The AMPs kill bacteria in a variety of different ways. These include disrupting cell membranes, interfering with metabolism, and targeting machinery inside the cell. In many cases the exact mechanism of killing is not known. In addition to killing bacteria directly, the AMPs have been shown to have a number of immunomodulatory functions that may be involved in the clearance of infection, including the ability to alter host gene expression, inhibit cytokine production, and promote the healing of wounds.

Recent research has revealed that the Vitamin D Receptor controls the activity of numerous AMPs.[35][36][37]

Unfortunately, in chronically ill individuals, L-form bacteria create substances that are able to bind and decrease the activity of the Vitamin D Receptor.[38] 25-D, the precursor form of vitamin D (at levels over 20ng/ml) also binds and deactivates the receptor.[39] Patients who avoid vitamin D and use the Marshall Protocol to kill L-form bacteria allow the VDR to regain function. They also take a medication called Benicar that molecular modeling shows is able to further activate the VDR. All these measures return the Vitamin D Receptor to an active state where it can turn on the pathways that create the AMPs.

The Marshall Protocol antibiotics can be used safely and effectively

Minocycline has been used for decades in a variety of medical therapies. Recently, a multicenter double-blind placebo-controlled trial concluded that minocycline was safe and effective in patients with mild to moderate rheumatoid arthritis and supported its use (alone or as adjunctive therapy) in rheumatic diseases.[40] Tetracyclines have been also used effectively in urogenital, gastrointestinal, and lower respiratory tract infections.[41]

There is no evidence that long-term use of the antibiotics used by the Marshall Protocol leads to resistant species forming. In fact, minocycline was introduced in 1968, and since that time, virtually no organisms have developed resistance to the medication. Minocycline is also one of the few antibiotics that remains active against the bacterial species Methicillin-resistant Staphylococcus aureus (MRSA), despite the fact that for decades, it has been widely prescribed in efforts to control teenage acne.

According to the Physicians Protocol for using antibiotics in rheumatic disease, “Minocycline tends not to cause yeast infections. Some infectious disease experts even believe that it has a mild anti-yeast activity. Women can be on this medication for several years and not have any vaginal yeast infections.”[42]

It is important that patients who begin the Marshall Protocol take their antibiotics exactly as directed. Taking the antibiotics when not using Benicar, dosing the antibiotics at higher levels than directed, or not pulsing them, will significantly decrease or completely stop immunopathology from occurring. Patients may feel better temporarily, but they are no longer killing bacteria.

“Please understand that the Marshall Protocol may seem simple, but it has a lifetime of my own research behind it. Anything you change will likely get you into trouble,” says Marshall.

Furthermore, taking medications or supplements that are not part of the Marshall Protocol can impair the body’s ability to correctly put the antibiotics to use.
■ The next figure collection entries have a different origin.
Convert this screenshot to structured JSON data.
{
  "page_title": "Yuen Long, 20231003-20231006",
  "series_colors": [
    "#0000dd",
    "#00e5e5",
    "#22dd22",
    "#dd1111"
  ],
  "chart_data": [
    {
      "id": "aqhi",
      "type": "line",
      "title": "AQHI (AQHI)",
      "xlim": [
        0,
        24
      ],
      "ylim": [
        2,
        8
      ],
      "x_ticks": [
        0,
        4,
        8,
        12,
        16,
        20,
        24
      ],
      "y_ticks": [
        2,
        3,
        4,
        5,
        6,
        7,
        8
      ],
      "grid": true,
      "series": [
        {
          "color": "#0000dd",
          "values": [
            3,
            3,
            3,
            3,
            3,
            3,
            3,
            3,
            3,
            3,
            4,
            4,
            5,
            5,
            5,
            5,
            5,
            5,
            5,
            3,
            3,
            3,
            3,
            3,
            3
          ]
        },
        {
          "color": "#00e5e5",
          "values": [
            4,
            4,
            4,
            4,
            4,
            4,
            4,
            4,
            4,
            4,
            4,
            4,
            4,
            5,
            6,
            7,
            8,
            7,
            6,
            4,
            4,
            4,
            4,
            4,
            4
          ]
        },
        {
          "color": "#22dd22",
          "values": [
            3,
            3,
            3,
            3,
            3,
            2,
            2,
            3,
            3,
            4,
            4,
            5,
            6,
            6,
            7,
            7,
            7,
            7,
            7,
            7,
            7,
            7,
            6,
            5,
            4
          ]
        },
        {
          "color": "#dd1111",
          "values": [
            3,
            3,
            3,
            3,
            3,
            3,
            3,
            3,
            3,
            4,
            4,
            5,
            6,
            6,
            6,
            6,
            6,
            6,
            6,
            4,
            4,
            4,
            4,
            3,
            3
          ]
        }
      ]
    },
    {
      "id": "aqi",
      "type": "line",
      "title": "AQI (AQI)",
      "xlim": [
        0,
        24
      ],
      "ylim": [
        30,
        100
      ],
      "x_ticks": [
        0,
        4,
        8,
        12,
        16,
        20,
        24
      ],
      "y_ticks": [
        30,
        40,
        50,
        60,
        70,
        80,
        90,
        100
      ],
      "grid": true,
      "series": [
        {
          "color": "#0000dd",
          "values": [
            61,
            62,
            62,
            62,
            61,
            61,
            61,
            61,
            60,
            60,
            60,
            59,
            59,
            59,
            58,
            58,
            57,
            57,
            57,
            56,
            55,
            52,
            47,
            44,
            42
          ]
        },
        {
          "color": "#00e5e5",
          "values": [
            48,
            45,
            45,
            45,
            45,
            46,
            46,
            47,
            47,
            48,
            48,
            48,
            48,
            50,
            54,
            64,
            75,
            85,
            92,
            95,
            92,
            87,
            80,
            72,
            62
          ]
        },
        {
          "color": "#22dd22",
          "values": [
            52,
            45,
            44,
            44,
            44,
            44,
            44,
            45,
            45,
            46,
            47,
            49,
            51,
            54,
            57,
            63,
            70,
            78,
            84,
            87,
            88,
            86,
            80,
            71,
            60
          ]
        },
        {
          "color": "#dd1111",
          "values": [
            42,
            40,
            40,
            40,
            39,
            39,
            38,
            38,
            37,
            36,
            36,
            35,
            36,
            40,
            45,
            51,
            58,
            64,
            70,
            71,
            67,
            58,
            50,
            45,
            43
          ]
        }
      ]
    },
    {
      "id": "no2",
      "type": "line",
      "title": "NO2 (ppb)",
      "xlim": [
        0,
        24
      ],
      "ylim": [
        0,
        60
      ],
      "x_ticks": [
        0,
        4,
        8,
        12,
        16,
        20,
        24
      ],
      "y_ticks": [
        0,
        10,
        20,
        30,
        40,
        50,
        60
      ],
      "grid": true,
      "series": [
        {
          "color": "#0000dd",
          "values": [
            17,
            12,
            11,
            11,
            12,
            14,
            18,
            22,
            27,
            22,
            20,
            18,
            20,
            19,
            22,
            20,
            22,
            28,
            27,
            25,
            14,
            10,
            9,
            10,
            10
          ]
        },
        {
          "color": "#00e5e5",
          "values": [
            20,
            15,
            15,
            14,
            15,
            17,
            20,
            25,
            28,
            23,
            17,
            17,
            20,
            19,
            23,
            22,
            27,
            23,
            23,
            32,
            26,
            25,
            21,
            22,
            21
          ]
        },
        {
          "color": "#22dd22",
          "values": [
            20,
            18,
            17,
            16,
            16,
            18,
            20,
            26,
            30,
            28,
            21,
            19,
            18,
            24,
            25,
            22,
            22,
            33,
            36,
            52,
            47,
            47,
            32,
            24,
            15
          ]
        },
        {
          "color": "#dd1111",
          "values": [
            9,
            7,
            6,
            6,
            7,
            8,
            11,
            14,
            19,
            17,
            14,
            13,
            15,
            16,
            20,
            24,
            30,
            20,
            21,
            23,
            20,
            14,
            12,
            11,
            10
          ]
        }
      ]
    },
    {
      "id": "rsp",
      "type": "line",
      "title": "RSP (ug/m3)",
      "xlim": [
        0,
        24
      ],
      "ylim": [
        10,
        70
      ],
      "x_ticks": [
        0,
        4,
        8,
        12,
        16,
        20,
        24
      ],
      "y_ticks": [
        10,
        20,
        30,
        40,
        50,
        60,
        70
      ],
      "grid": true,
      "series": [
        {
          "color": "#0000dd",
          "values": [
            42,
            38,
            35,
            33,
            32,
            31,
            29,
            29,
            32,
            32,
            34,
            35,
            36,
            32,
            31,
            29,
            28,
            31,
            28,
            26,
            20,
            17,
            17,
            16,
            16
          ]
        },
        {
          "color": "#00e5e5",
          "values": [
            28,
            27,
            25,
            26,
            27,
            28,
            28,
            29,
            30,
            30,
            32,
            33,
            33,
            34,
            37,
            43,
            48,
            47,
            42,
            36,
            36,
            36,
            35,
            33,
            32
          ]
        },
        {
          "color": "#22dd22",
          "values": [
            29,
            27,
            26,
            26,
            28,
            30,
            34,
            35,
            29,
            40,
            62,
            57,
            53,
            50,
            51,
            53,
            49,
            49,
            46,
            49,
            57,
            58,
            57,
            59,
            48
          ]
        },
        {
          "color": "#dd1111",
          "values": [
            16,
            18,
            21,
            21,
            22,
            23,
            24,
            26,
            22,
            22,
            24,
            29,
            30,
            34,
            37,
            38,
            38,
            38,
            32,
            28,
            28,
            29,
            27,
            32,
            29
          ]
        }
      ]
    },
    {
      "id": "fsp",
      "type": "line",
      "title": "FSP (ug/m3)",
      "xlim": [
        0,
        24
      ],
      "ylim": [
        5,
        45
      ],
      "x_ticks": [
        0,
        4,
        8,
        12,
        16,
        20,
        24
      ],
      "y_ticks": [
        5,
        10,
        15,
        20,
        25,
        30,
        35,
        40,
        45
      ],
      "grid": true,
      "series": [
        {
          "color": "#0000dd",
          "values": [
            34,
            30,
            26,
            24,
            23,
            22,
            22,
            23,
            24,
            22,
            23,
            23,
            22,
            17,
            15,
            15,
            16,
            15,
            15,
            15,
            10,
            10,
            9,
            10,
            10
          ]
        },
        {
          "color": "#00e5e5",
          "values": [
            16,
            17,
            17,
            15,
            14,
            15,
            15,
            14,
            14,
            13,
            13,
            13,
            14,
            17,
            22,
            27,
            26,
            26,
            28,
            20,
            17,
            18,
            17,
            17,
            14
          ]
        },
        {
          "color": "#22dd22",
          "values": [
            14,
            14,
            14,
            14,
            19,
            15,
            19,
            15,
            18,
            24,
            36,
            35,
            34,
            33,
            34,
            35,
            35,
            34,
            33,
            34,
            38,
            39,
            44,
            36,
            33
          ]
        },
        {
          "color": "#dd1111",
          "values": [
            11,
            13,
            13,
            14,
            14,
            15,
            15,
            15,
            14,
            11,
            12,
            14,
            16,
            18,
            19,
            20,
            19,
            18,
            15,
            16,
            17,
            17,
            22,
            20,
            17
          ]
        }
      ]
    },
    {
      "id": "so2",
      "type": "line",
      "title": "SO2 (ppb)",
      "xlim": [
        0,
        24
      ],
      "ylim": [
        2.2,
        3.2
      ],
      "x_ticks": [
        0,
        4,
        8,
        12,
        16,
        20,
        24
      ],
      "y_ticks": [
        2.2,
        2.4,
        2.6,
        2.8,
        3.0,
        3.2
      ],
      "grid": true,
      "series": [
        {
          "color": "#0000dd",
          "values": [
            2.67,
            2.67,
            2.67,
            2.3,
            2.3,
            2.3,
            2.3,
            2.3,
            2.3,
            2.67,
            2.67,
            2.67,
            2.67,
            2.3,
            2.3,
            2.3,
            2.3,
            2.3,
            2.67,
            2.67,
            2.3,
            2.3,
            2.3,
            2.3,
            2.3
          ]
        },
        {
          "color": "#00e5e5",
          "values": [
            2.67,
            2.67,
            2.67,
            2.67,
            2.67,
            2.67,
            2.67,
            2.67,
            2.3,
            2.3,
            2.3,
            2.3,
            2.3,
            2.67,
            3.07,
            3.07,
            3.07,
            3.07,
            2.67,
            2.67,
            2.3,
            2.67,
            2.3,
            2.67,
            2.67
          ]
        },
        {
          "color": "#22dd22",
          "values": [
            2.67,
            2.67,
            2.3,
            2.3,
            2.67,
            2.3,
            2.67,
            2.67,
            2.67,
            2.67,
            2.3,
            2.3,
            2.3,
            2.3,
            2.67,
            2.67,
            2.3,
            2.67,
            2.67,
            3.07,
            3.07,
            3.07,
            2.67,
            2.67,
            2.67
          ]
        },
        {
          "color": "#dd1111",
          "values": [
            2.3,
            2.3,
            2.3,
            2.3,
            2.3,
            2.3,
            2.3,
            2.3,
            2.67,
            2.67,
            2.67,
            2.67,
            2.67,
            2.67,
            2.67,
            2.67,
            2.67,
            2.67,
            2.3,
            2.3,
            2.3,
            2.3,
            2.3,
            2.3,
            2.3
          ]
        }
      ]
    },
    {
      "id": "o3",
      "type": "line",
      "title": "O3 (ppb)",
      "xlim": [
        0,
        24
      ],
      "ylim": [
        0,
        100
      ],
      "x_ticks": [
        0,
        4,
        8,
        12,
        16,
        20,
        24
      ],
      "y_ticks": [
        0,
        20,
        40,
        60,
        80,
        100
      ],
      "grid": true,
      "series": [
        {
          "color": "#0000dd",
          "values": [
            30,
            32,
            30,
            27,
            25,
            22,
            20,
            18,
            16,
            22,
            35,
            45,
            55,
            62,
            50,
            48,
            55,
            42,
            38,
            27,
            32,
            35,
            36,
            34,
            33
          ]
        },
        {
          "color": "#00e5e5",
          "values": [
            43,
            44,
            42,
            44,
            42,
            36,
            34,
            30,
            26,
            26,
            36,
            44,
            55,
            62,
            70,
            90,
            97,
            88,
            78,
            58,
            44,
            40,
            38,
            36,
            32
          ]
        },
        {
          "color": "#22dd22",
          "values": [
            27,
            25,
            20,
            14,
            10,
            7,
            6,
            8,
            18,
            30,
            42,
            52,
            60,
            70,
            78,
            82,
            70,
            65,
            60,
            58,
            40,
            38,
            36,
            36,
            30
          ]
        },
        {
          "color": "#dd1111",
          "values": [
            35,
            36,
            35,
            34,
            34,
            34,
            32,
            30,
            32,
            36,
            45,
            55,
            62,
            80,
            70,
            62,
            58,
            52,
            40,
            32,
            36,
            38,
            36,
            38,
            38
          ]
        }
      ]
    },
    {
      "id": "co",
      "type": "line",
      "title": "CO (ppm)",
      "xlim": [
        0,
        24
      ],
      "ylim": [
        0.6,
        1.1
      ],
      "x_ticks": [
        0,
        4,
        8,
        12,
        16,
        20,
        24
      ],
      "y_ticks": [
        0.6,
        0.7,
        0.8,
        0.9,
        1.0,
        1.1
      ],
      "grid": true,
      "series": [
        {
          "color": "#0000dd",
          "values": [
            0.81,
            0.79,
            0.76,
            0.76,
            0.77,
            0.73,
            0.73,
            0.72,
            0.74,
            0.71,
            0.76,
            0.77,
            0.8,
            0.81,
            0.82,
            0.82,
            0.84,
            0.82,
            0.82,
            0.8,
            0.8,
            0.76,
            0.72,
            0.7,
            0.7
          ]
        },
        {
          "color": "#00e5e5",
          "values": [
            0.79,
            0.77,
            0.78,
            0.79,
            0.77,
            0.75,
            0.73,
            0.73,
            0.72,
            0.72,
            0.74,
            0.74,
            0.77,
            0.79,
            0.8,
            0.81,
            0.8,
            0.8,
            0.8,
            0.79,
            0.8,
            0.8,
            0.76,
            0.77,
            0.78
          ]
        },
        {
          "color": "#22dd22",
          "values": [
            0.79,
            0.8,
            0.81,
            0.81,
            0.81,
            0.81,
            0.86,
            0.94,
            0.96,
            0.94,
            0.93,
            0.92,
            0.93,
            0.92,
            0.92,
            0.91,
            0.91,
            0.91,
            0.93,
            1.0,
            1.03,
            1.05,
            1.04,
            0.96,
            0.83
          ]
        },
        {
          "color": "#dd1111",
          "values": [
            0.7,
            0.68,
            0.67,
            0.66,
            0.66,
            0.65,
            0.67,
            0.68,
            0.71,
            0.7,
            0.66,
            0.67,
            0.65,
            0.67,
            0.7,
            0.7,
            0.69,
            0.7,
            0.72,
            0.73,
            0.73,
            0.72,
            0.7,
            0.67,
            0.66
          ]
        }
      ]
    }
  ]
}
Marshall argues, “We have to remember that there are many species we are fighting against. Second, the immune system is so finely balanced between not killing them, and killing them, so that small changes to our lifestyle, or to our food, or caused by other drugs we are taking, might stop the immune system from killing the bacteria. If there is no killing the patient will generally feel better.”

But, if taken correctly, the Marshall Protocol antibiotics, in conjunction with Benicar, truly bring about recovery. “There are plenty of people who show that if the treatment is done in the correct manner, healing is possible,” says Belinda Fenter of Autoimmunity Research Foundation.